Osborn indicates that his team is further assessing its strategy by defining and mapping potential off-target sites. The hope is that the approach will streamline engineering and make high-level gene expression safer than when integrating vectors are employed.

Identifying off-target effects

Identifying unwanted off-target effects remains an essential requirement for clinical translation of genome editing. Unfortunately, a well-validated method that can reliably identify these events in vivo has been lacking.
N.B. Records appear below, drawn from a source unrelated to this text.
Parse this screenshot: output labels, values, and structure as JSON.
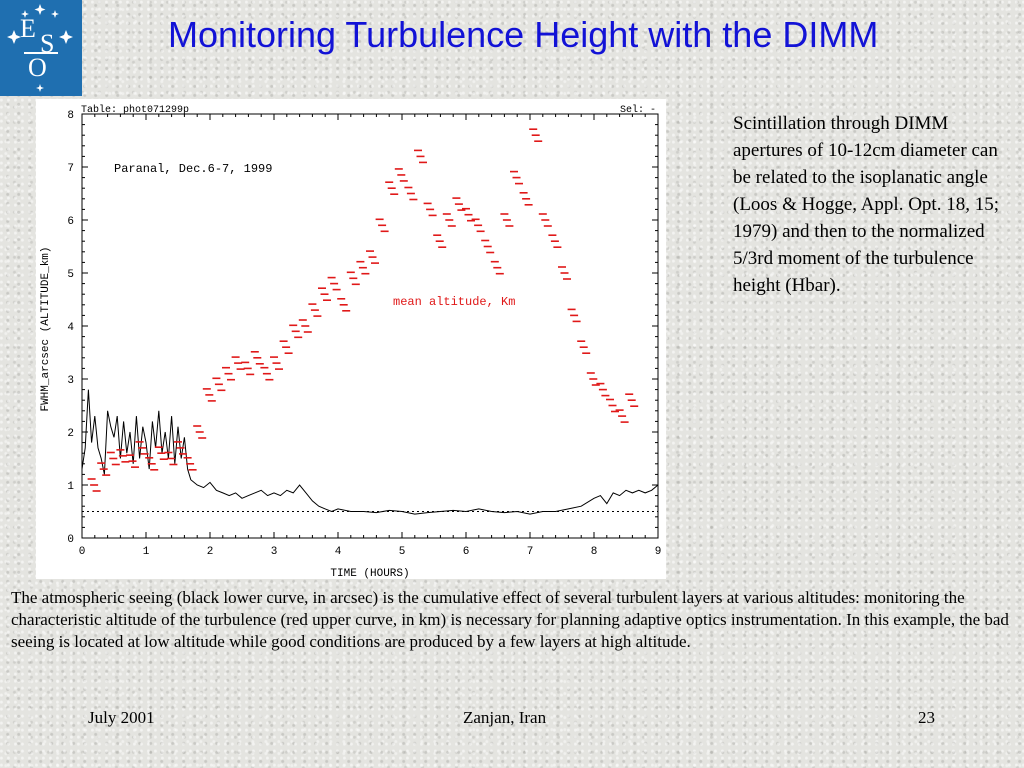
{
  "slide": {
    "title": "Monitoring Turbulence Height with the DIMM",
    "logo_text": "ESO",
    "side_text": "Scintillation through DIMM apertures of 10-12cm diameter can be related to the isoplanatic angle (Loos & Hogge, Appl. Opt. 18, 15; 1979) and then to the normalized 5/3rd moment of the turbulence height (Hbar).",
    "caption": "The atmospheric seeing (black lower curve, in arcsec) is the cumulative effect of several turbulent layers at various altitudes: monitoring the characteristic altitude of the turbulence (red upper curve, in km) is necessary for planning adaptive optics instrumentation. In this example, the bad seeing is located at low altitude while good conditions are produced by a few layers at high altitude.",
    "footer": {
      "date": "July 2001",
      "location": "Zanjan, Iran",
      "page": "23"
    }
  },
  "colors": {
    "title": "#1212d6",
    "logo_bg": "#1f6fb0",
    "altitude": "#e01818",
    "seeing": "#000000"
  },
  "chart_data": {
    "type": "line",
    "header_left": "Table: phot071299p",
    "header_right": "Sel: -",
    "annotation": "Paranal, Dec.6-7, 1999",
    "series_label": "mean altitude, Km",
    "xlabel": "TIME (HOURS)",
    "ylabel": "FWHM_arcsec (ALTITUDE_km)",
    "xlim": [
      0,
      9
    ],
    "ylim": [
      0,
      8
    ],
    "xticks": [
      "0",
      "1",
      "2",
      "3",
      "4",
      "5",
      "6",
      "7",
      "8",
      "9"
    ],
    "yticks": [
      "0",
      "1",
      "2",
      "3",
      "4",
      "5",
      "6",
      "7",
      "8"
    ],
    "reference_line": 0.5,
    "series": [
      {
        "values_kind": "seeing_arcsec",
        "x": [
          0.0,
          0.05,
          0.1,
          0.15,
          0.2,
          0.25,
          0.3,
          0.35,
          0.4,
          0.45,
          0.5,
          0.55,
          0.6,
          0.65,
          0.7,
          0.75,
          0.8,
          0.85,
          0.9,
          0.95,
          1.0,
          1.05,
          1.1,
          1.15,
          1.2,
          1.25,
          1.3,
          1.35,
          1.4,
          1.45,
          1.5,
          1.55,
          1.6,
          1.65,
          1.7,
          1.8,
          1.9,
          2.0,
          2.1,
          2.2,
          2.3,
          2.4,
          2.5,
          2.6,
          2.7,
          2.8,
          2.9,
          3.0,
          3.1,
          3.2,
          3.3,
          3.4,
          3.5,
          3.6,
          3.7,
          3.8,
          3.9,
          4.0,
          4.2,
          4.4,
          4.6,
          4.8,
          5.0,
          5.2,
          5.4,
          5.6,
          5.8,
          6.0,
          6.2,
          6.4,
          6.6,
          6.8,
          7.0,
          7.2,
          7.4,
          7.6,
          7.8,
          8.0,
          8.1,
          8.2,
          8.3,
          8.4,
          8.5,
          8.6,
          8.7,
          8.8,
          8.9,
          9.0
        ],
        "y": [
          1.3,
          1.7,
          2.8,
          1.8,
          2.3,
          1.7,
          1.5,
          1.2,
          2.4,
          2.1,
          1.9,
          2.3,
          1.5,
          2.2,
          1.6,
          2.0,
          1.4,
          2.3,
          1.5,
          2.1,
          1.8,
          1.3,
          2.2,
          1.7,
          2.4,
          1.6,
          2.0,
          1.5,
          2.3,
          1.4,
          2.1,
          1.5,
          1.9,
          1.3,
          1.1,
          1.0,
          0.95,
          1.05,
          0.9,
          0.85,
          0.8,
          0.85,
          0.75,
          0.8,
          0.85,
          0.9,
          0.8,
          0.85,
          0.8,
          0.9,
          0.85,
          1.0,
          0.85,
          0.7,
          0.6,
          0.55,
          0.5,
          0.55,
          0.5,
          0.5,
          0.48,
          0.52,
          0.5,
          0.45,
          0.48,
          0.5,
          0.52,
          0.5,
          0.55,
          0.5,
          0.48,
          0.5,
          0.45,
          0.5,
          0.5,
          0.55,
          0.6,
          0.75,
          0.8,
          0.65,
          0.85,
          0.8,
          0.9,
          0.85,
          0.9,
          0.85,
          0.9,
          1.0
        ]
      },
      {
        "values_kind": "altitude_km",
        "x": [
          0.15,
          0.3,
          0.45,
          0.6,
          0.75,
          0.9,
          1.05,
          1.2,
          1.35,
          1.5,
          1.65,
          1.8,
          1.95,
          2.1,
          2.25,
          2.4,
          2.55,
          2.7,
          2.85,
          3.0,
          3.15,
          3.3,
          3.45,
          3.6,
          3.75,
          3.9,
          4.05,
          4.2,
          4.35,
          4.5,
          4.65,
          4.8,
          4.95,
          5.1,
          5.25,
          5.4,
          5.55,
          5.7,
          5.85,
          6.0,
          6.15,
          6.3,
          6.45,
          6.6,
          6.75,
          6.9,
          7.05,
          7.2,
          7.35,
          7.5,
          7.65,
          7.8,
          7.95,
          8.1,
          8.25,
          8.4,
          8.55
        ],
        "y": [
          1.0,
          1.3,
          1.5,
          1.55,
          1.45,
          1.7,
          1.4,
          1.6,
          1.5,
          1.7,
          1.4,
          2.0,
          2.7,
          2.9,
          3.1,
          3.3,
          3.2,
          3.4,
          3.1,
          3.3,
          3.6,
          3.9,
          4.0,
          4.3,
          4.6,
          4.8,
          4.4,
          4.9,
          5.1,
          5.3,
          5.9,
          6.6,
          6.85,
          6.5,
          7.2,
          6.2,
          5.6,
          6.0,
          6.3,
          6.1,
          5.9,
          5.5,
          5.1,
          6.0,
          6.8,
          6.4,
          7.6,
          6.0,
          5.6,
          5.0,
          4.2,
          3.6,
          3.0,
          2.8,
          2.5,
          2.3,
          2.6
        ]
      }
    ]
  }
}
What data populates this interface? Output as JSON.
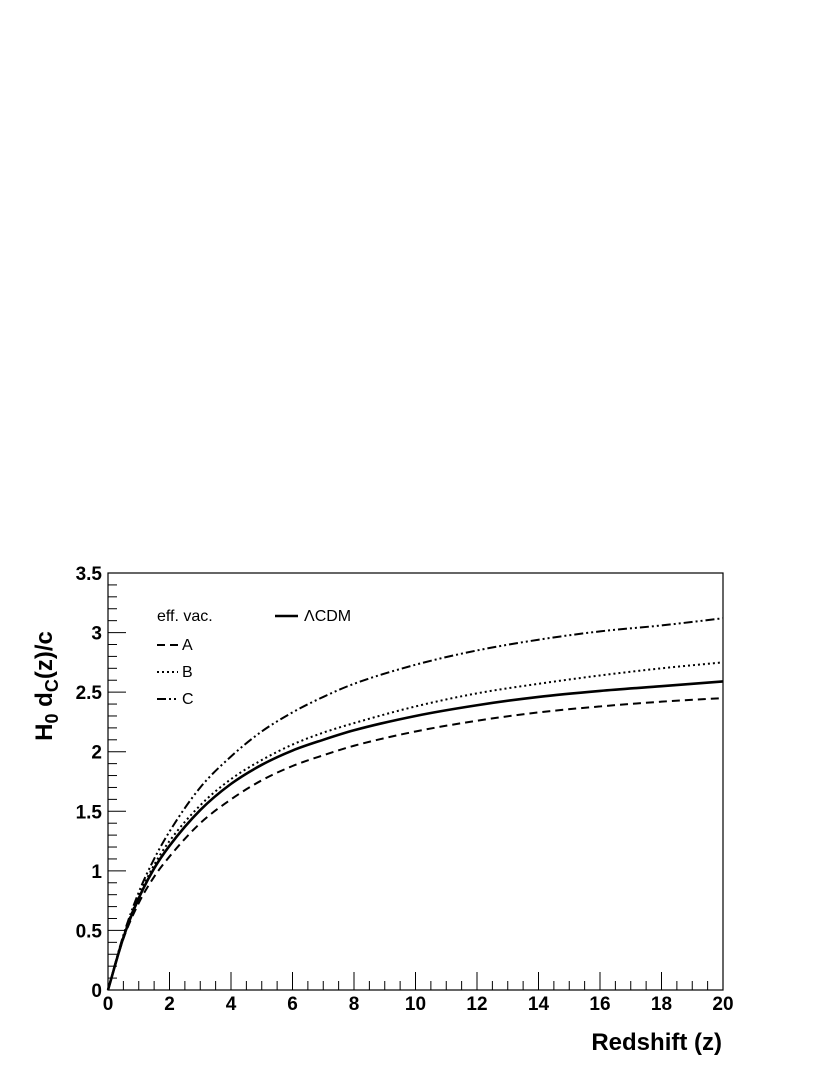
{
  "chart_data": {
    "type": "line",
    "xlabel": "Redshift (z)",
    "ylabel_main": "H",
    "ylabel_sub0": "0",
    "ylabel_mid": " d",
    "ylabel_subC": "C",
    "ylabel_end": "(z)/c",
    "xlim": [
      0,
      20
    ],
    "ylim": [
      0,
      3.5
    ],
    "x_ticks": [
      "0",
      "2",
      "4",
      "6",
      "8",
      "10",
      "12",
      "14",
      "16",
      "18",
      "20"
    ],
    "y_ticks": [
      "0",
      "0.5",
      "1",
      "1.5",
      "2",
      "2.5",
      "3",
      "3.5"
    ],
    "grid": false,
    "legend": {
      "placement": "top-left",
      "group_title": "eff. vac."
    },
    "x": [
      0,
      0.5,
      1,
      1.5,
      2,
      3,
      4,
      5,
      6,
      7,
      8,
      10,
      12,
      14,
      16,
      18,
      20
    ],
    "series": [
      {
        "name": "ΛCDM",
        "style": "solid",
        "values": [
          0,
          0.44,
          0.77,
          1.02,
          1.21,
          1.51,
          1.73,
          1.89,
          2.01,
          2.1,
          2.18,
          2.3,
          2.39,
          2.46,
          2.51,
          2.55,
          2.59
        ]
      },
      {
        "name": "A",
        "style": "dashed",
        "values": [
          0,
          0.43,
          0.73,
          0.95,
          1.12,
          1.4,
          1.6,
          1.76,
          1.88,
          1.97,
          2.05,
          2.17,
          2.26,
          2.33,
          2.38,
          2.42,
          2.45
        ]
      },
      {
        "name": "B",
        "style": "dotted",
        "values": [
          0,
          0.45,
          0.79,
          1.05,
          1.25,
          1.55,
          1.77,
          1.93,
          2.06,
          2.16,
          2.24,
          2.38,
          2.49,
          2.57,
          2.64,
          2.7,
          2.75
        ]
      },
      {
        "name": "C",
        "style": "dashdot",
        "values": [
          0,
          0.46,
          0.82,
          1.1,
          1.33,
          1.7,
          1.96,
          2.17,
          2.33,
          2.46,
          2.57,
          2.73,
          2.85,
          2.94,
          3.01,
          3.06,
          3.12
        ]
      }
    ]
  }
}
Filling this void is a sensitive, unbiased, and generalizable strategy called VIVO (Verification of In Vivo Off-targets). Developed at the Massachusetts General Hospital laboratory of J. Keith Joung, MD, PhD, VIVO allows for the robust identification of genome-wide CRISPR-Cas off-target effects in vivo. VIVO was described in a 2018 Naturearticle,4 which demonstrated that CRISPR-Cas can induce substantial off-target mutations in vivo and that appropriately designed guide RNAs can direct efficient in vivo editing without inducing detectable off-target mutations.

The VIVO approach can be used irrespective of the delivery method for CRISPR-Cas. It is envisioned as a two-step strategy: The first in vitro step uses the CIRCLE-seq method to identify potential off-target cleavage sites of a nuclease of interest on purified genomic DNA.5 Next, off-target sites identified by CIRCLE-seq are examined for evidence of indel mutations in the genomic DNA of target tissues in vivo that have been treated with the nuclease.

The in vivo detection limit of VIVO is limited by the current error rate of sequencing. Previous in vivo studies used computational in silico approaches or the GUIDE-seq method performed on surrogate cells in culture to identify off-target effects.

The results presented by Joung’s group provided the first convincing demonstration that CRISPR-Cas can induce significant off-target mutations in vivo, and, importantly, that these off-target effects can be eliminated with appropriately designed guide RNAs.